Senator Roger Wicker, R-Mississippi

January 19, 2022 – As states begin to pass their own privacy laws, business groups are asking the federal government to pass legislation that would mitigate confusion by creating a national standard, reports MediaPost Communications.

The Association of National Advertisers, Interactive Advertising Bureau, and the U.S. Chamber of Congress are just a few of the business groups that are asking for a national privacy law.

“As the Federal Trade Commission considers a privacy rulemaking that would add a further layer of complexity to the state patchwork, it is critical that Congress pass one single national standard”, the groups stated in a letter that was signed by 15 national organizations and then by local business groups from across the country, the MediaPost report said.

California, Virginia, and Colorado are just a few of the states that have passed their own version of a privacy law, and while they all serve a similar purpose, they have various nuances that the business groups said they believe will be difficult to navigate for their businesses and for consumers across state lines, MediaPost reports.

In addition, there are members of Congress who are also asking for a national plan for consumer privacy.

Digital infrastructure firm DigitalBridge raises over $8 billion

DigitalBridge Investment Management, an investment firm in digital infrastructure, raised a higher-than-expected $8.3 billion, according to a Wednesday press release, illustrating interest in projects including fiber builds.

“The Fund has already invested in nine portfolio companies across towers, easements, hyperscale data centers, edge infrastructure, indoor DAS infrastructure and fiber, running reliable, mission-critical network infrastructure for many of the world’s leading hyperscale cloud providers and mobile network operators,” the release said.

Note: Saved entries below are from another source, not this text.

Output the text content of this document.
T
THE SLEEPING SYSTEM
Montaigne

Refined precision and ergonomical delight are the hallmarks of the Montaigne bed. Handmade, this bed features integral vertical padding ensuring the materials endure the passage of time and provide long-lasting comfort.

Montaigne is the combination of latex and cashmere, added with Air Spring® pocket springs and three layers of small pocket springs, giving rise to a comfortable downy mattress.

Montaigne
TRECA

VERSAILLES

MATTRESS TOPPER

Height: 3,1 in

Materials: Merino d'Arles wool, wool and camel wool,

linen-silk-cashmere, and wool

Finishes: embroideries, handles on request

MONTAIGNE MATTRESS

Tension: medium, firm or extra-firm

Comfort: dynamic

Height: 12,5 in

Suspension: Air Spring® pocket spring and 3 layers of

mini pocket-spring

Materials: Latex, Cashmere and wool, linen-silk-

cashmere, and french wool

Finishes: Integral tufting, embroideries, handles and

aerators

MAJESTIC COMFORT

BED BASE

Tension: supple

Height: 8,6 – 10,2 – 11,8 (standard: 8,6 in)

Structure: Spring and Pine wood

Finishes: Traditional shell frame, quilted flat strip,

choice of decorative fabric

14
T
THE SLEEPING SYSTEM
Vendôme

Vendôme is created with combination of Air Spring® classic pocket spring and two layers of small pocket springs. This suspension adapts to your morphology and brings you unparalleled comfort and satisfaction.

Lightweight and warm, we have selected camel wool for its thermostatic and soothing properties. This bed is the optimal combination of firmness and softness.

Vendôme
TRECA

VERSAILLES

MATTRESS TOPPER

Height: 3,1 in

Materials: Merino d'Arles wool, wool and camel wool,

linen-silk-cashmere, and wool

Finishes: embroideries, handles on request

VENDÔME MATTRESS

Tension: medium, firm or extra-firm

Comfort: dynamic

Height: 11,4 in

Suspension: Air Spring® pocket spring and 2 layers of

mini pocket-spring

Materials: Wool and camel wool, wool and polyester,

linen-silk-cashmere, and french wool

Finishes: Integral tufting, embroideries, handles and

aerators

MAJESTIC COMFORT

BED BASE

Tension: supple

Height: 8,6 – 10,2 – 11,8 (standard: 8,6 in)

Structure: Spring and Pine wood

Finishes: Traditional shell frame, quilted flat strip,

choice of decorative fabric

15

The round comes as the federal government pushing billions of dollars into infrastructure, including broadband and as the pandemic has shown a need for remote capabilities driven by broadband.

Republican lawmaker calls for NTIA-FCC cooperation on spectrum

Senator Roger Wicker, R-Mississippi, sent a letter earlier this month to the head of the Federal Communications Commission and the National Telecommunications and Information Administration asking them to consider a renewed agreement to work together on spectrum management.

The January 13 letter to FCC Chairwoman Jessica Rosenworcel and new NTIA head Alan Davidson said their “relationship can be strengthened” on matters related to the shared use of radiowaves between federal and non-federal users by refreshing the memorandum of understanding that was last updated in 2003.

“In light of recent disputes over spectrum allocations, it is more important than ever that the [FCC and NTIA] work together to promote spectrum policy that best serves the dual goals of furthering commercial innovation and enabling the mission-critical operations of federal agencies,” the letter said.